FROSTBURG -The state fined Constellation Energy $1 million for contaminating wells in Gambrills by dumping millions of tons of ash from its power plants in old gravel mines there.
But with the state's blessing, another energy company is dumping hundreds of thousands of tons of ash into active mine pits in Western Maryland. Eighteen-wheel trucks routinely deposit steaming loads of ash from the Warrior Run power plant at a hillside coal mine overlooking the hamlet of Carlos just south of here.
The difference, state officials say, is that they consider dumping ash into coal mines beneficial for Western Maryland's streams, which suffer from acidic pollution draining from mined lands. The ash from the Warrior Run plant helps prevent acid from leaching out of the rubble left behind after the coal is extracted, they say. It's also a money-saver for the power company - AES, based in Arlington, Va. - since it doesn't have to pay for costly disposal in a state-regulated landfill.
But environmental activists call the practice of filling coal mines with ash a worrisome experiment that has not proved to be environmentally safe - and they are asking for federal regulations to govern the disposal of ash, with its many harmful chemicals.
"It's waste disposal, not mine reclamation," contends Lisa Evans, an attorney with the environmental group Earthjustice. "I don't know that in every circumstance it will cause harm, but we have seen it cause harm in enough mines and landfills and surface impoundments that safeguards are absolutely required."
Coal ash is the waste produced by burning coal - light fly ash collected in the smokestack, plus heavier bottom ash left after the fire has consumed the fossil fuel.

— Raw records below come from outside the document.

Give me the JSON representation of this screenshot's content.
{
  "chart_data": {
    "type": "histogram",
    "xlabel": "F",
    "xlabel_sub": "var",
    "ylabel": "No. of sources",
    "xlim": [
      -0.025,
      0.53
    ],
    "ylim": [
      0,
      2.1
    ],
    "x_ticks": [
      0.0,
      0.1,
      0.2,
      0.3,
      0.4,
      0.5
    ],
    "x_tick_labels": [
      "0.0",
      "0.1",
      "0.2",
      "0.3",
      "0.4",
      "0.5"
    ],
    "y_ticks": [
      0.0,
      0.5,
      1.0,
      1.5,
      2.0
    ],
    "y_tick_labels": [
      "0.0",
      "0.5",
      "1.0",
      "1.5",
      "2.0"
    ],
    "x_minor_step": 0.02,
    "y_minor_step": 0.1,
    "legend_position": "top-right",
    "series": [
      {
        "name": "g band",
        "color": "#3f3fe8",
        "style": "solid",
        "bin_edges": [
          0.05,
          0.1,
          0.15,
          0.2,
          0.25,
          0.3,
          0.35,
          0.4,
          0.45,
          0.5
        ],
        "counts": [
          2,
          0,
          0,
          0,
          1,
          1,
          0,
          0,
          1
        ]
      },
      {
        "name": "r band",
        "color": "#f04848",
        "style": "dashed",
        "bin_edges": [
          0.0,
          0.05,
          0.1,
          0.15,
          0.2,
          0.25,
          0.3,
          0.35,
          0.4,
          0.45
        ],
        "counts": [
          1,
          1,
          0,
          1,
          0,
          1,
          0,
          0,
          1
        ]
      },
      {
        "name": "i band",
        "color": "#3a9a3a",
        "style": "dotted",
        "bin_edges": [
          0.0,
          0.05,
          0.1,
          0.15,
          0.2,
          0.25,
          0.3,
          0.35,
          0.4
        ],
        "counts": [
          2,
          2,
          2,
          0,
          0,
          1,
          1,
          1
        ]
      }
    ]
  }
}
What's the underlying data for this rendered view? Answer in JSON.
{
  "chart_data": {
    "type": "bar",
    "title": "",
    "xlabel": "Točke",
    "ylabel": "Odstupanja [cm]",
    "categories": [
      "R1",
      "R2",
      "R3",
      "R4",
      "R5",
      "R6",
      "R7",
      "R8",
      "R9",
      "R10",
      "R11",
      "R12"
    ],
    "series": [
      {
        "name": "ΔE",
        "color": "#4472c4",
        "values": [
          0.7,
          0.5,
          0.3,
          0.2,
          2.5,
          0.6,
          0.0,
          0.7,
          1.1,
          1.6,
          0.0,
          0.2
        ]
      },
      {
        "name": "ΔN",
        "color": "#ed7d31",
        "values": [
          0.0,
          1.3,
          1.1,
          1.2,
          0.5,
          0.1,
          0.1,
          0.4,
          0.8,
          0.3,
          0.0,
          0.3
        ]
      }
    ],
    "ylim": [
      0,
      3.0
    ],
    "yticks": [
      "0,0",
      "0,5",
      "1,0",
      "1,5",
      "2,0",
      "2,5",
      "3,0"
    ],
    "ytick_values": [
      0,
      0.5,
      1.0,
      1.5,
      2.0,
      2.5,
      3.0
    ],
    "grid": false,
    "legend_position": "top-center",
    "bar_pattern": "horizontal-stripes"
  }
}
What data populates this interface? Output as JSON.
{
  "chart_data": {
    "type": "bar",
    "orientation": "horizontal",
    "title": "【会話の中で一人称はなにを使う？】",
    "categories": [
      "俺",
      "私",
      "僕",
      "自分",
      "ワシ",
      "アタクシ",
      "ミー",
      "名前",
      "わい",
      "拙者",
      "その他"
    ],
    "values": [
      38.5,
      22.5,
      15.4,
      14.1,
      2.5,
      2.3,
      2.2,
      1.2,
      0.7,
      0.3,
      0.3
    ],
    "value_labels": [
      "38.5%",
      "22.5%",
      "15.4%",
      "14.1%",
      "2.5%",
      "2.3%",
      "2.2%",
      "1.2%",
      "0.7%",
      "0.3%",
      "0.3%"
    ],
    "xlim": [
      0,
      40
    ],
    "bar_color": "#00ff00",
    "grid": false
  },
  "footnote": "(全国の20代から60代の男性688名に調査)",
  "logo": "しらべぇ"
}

The nation's power plants produce enough ash from the coal they burn to fill 1 million railroad cars a year, according to a 2006 report by the National Research Council. Maryland's coal-burning power plants produce about 2 million tons of ash a year, state officials estimate.
Nationally, most of it is deposited in landfills and man-made ponds, where there have been a number of problems. Recently, an earthen dam in Tennessee ruptured, releasing millions of tons of coal-ash sludge that destroyed homes and fouled a river.
In Maryland, in addition to the Gambrills well contamination, an ash landfill in Charles County has polluted streams feeding the Zekiah Swamp. Those problems have led to calls for stricter federal regulation of coal ash disposal, and the new administrator of the U.S. Environmental Protection Agency, Lisa Jackson, has vowed to reconsider her agency's decision to leave oversight largely to the states.